The founders of FlatWorld published their material under a Creative Commons license, hoping that they could fuel their venture with print sales. Those hopes soon turned sour. While the company had been the recipient of a good deal of VC backing, those investors decided to largely pivot out of OER in 2012 and focus on a competency-based learning platform. The founders soon left and, in 2016, Adam and Eielson acquired the company with a view to bring it back to textbook publishing.

“The OER model we saw as being great in terms of low cost,” Adam said. “But it’s not in our view sustainable without some outside funding. And I’d argue that’s being demonstrated with the recent funding that’s coming from Congress on a modest scale. But I think the challenge of the OER model is, ‘Who pays the authors for their hard work?’ Often you can get them to contribute the initial content, but someone has to curate and update that content.”

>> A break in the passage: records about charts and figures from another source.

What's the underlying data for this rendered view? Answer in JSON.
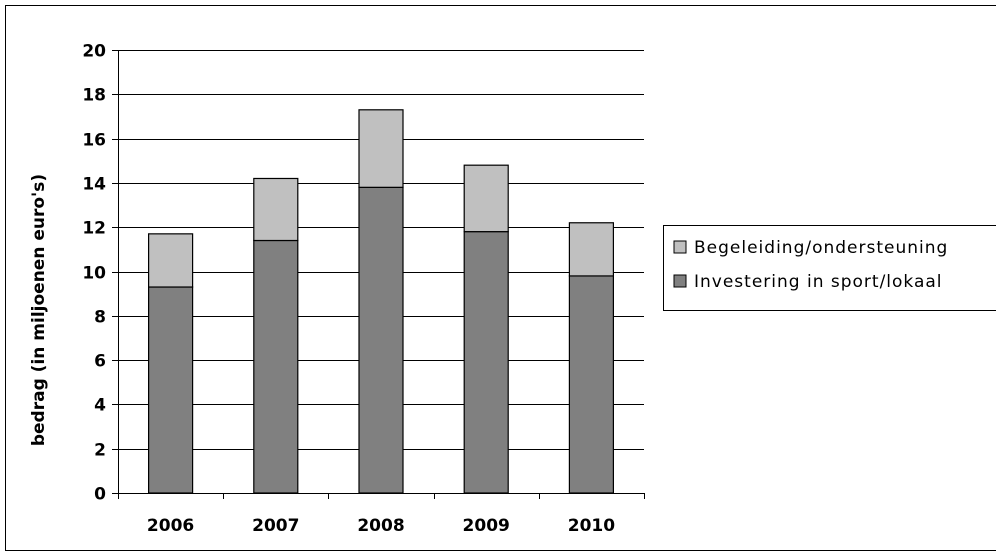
{
  "chart_data": {
    "type": "bar",
    "stacked": true,
    "categories": [
      "2006",
      "2007",
      "2008",
      "2009",
      "2010"
    ],
    "series": [
      {
        "name": "Investering in sport/lokaal",
        "values": [
          9.3,
          11.4,
          13.8,
          11.8,
          9.8
        ],
        "color": "#808080"
      },
      {
        "name": "Begeleiding/ondersteuning",
        "values": [
          2.4,
          2.8,
          3.5,
          3.0,
          2.4
        ],
        "color": "#c0c0c0"
      }
    ],
    "legend_order": [
      "Begeleiding/ondersteuning",
      "Investering in sport/lokaal"
    ],
    "title": "",
    "xlabel": "",
    "ylabel": "bedrag (in miljoenen euro's)",
    "ylim": [
      0,
      20
    ],
    "yticks": [
      "0",
      "2",
      "4",
      "6",
      "8",
      "10",
      "12",
      "14",
      "16",
      "18",
      "20"
    ],
    "grid": true,
    "legend_position": "right"
  }
}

“In addition, a textbook is all about leveraging a professor’s time and expertise, and there are many tools that have been developed that help that in terms of supplements and homework systems and instructor manuals and test banks and those things which are actually really important in terms of making their life easier. OER has typically struggled to round out that complete offering. And as such, it can end up actually creating a lot of additional burden to the instructor. And they have some questions in regard to quality.”

“What happens down the road with OER? And again, I think there will always be a place for OER in this market. I don’t think it’s going to dominate and take over, but I think there will always be a portion of the market for whom OER is a good fit. Here’s the rub–and we get this directly from adopted professors. We have a number who have tried OER and then switched to us. The question is—where is OER going to be in 5-6-7 years’ time? Who’s going to keep that content updated and fresh? How do I know that it’s going to be tested and that the errors have been squeezed out of the system and that it’s high quality content?”

Another Way

As Adam and Eielson saw things, you didn’t need to go to openly licensed material to disrupt textbook publishing.

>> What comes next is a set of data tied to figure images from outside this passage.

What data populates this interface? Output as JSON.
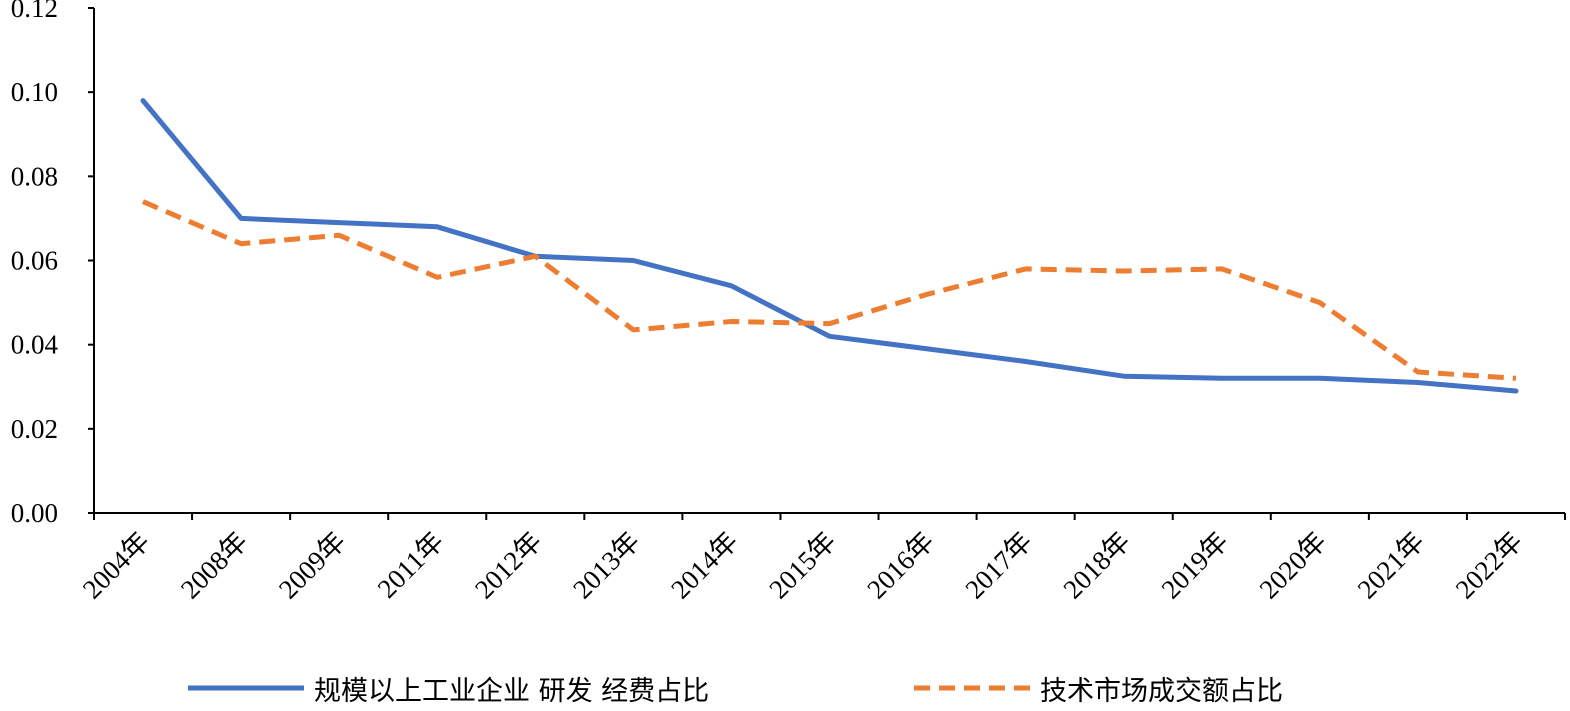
{
  "chart_data": {
    "type": "line",
    "title": "",
    "xlabel": "",
    "ylabel": "",
    "categories": [
      "2004年",
      "2008年",
      "2009年",
      "2011年",
      "2012年",
      "2013年",
      "2014年",
      "2015年",
      "2016年",
      "2017年",
      "2018年",
      "2019年",
      "2020年",
      "2021年",
      "2022年"
    ],
    "ylim": [
      0,
      0.12
    ],
    "yticks": [
      "0.00",
      "0.02",
      "0.04",
      "0.06",
      "0.08",
      "0.10",
      "0.12"
    ],
    "grid": false,
    "legend_position": "bottom",
    "series": [
      {
        "name": "规模以上工业企业 研发 经费占比",
        "color": "#4472C4",
        "line_style": "solid",
        "values": [
          0.098,
          0.07,
          0.069,
          0.068,
          0.061,
          0.06,
          0.054,
          0.042,
          0.039,
          0.036,
          0.0325,
          0.032,
          0.032,
          0.031,
          0.029
        ]
      },
      {
        "name": "技术市场成交额占比",
        "color": "#ED7D31",
        "line_style": "dashed",
        "values": [
          0.074,
          0.064,
          0.066,
          0.056,
          0.061,
          0.0435,
          0.0455,
          0.045,
          0.052,
          0.058,
          0.0575,
          0.058,
          0.05,
          0.0335,
          0.032
        ]
      }
    ]
  }
}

“Everything you see written about this industry presents this dichotomy of massively over-priced textbooks on the one hand from the traditional incumbents or OER on the other hand. And we’re saying actually there is another way with a more sustainable business model.”

“What [traditional publishers] have done is they have increased prices for 20-25 years every year. And as they’ve done so, unit volumes have fallen. So the sell through–the percentage of students in every class who are buying a new book–it’s somewhere in the high teens based on the most recent estimates I’ve seen. That means that the 80+% of students in a class are not buying a new book in a class.”

“For us, at $29.95 for our online book—our average selling price is a bit higher because people decide they want a print copy as well or they want a downloadable version or whatever—our sell-through rates are much higher, somewhere around 80-90%. So if you look at the monetization of the classroom so to speak, our numbers are pretty close to theirs. Not least because a lot of our business is direct to student whereas the traditional publishing model usually goes through the bookstores. And the book stores, typically their markup is 30%. And so the net revenue to the publisher is diminished by that.”

With traditional publishers, furthermore, the used market tends to be highly sought out. More recently, houses like McGraw Hill have begun to offer digital rentals and other cost-saving options. But Adam doesn’t believe that will befall FlatWorld. “At 29.95 there’s not a whole lot of oxygen for used books. That’s the price of a pizza—maybe two pizzas.”